Perfectly reasonable and sensible strategy. In the end, everyone wins- the consumer gets a better, cheaper product, governments don't have to fund emerging technology any more, and car companies keep their margins. Always surprises me that this has to be explained to people on a technology forum, that often has (or used to have) a high proportion of early adopters and a forward-looking mindset.
Thing is, your average PC user doesn't face punitive taxation and road charging for having a previous generation GPU. The government doesn't tax the poor to give tax breaks to the wealthy to buy a new GPU.
The current system reminds me of the solar panel craze a few years ago. The cash rich home owners were given a subsidy to fit solar panels on the promise they would massively reduce the cost for others to get solar. Instead, the cost of fitting solar is still unaffordable for most, the subsidies have stopped even you could afford them, and now we a have situation where the already wealthy are still benefitting from cheap energy while the masses face crippling energy cost rises.

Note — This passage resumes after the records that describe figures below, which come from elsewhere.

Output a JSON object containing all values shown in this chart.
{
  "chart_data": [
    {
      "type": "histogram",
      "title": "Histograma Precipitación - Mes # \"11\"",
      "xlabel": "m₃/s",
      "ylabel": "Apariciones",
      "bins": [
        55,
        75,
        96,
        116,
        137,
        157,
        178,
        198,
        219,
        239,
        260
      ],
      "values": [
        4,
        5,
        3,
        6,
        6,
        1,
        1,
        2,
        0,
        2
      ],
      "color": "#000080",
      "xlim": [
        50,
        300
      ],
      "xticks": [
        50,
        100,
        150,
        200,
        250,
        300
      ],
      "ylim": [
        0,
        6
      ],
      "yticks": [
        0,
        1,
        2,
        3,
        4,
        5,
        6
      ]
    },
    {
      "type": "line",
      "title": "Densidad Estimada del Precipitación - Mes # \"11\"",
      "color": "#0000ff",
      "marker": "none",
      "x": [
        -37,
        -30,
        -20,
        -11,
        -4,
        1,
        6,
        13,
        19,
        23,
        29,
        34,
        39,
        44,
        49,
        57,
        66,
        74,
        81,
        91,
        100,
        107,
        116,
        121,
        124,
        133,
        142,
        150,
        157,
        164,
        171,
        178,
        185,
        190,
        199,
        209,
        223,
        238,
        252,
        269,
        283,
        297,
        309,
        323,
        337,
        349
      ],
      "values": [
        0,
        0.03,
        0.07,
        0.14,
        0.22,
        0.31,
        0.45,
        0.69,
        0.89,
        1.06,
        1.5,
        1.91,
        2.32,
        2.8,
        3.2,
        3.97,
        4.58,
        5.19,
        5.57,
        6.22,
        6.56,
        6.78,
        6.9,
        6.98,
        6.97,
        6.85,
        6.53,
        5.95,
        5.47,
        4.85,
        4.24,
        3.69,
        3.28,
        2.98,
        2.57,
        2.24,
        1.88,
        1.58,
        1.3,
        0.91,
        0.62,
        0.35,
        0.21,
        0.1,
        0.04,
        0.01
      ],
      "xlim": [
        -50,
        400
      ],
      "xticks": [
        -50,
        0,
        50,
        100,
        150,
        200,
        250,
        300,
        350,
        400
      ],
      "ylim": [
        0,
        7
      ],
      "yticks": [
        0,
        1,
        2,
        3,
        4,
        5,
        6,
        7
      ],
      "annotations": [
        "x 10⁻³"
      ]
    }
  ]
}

Same with EV's, most parked outside a house with solar panels on the roof, while the owner will smugly tell everyone how cheap it is to run, and how many £££'s of taxpayers money were spunked to help them get it a discount.
How many of your average Amazon warehouse workers, or a carer, or a supermarket shelf stacker get access to the kind salary sacrifice schemes, or company car schemes some on here benefit from? Not many I bet.
Most leases deals I look at become very uncompetitive if you want to drive over 15,000 miles a year. I would come close to doubling my monthly motoring costs to lease an EV, and when my car is paid for next year then the monthly running costs of a EV will be 3 or 4 times higher.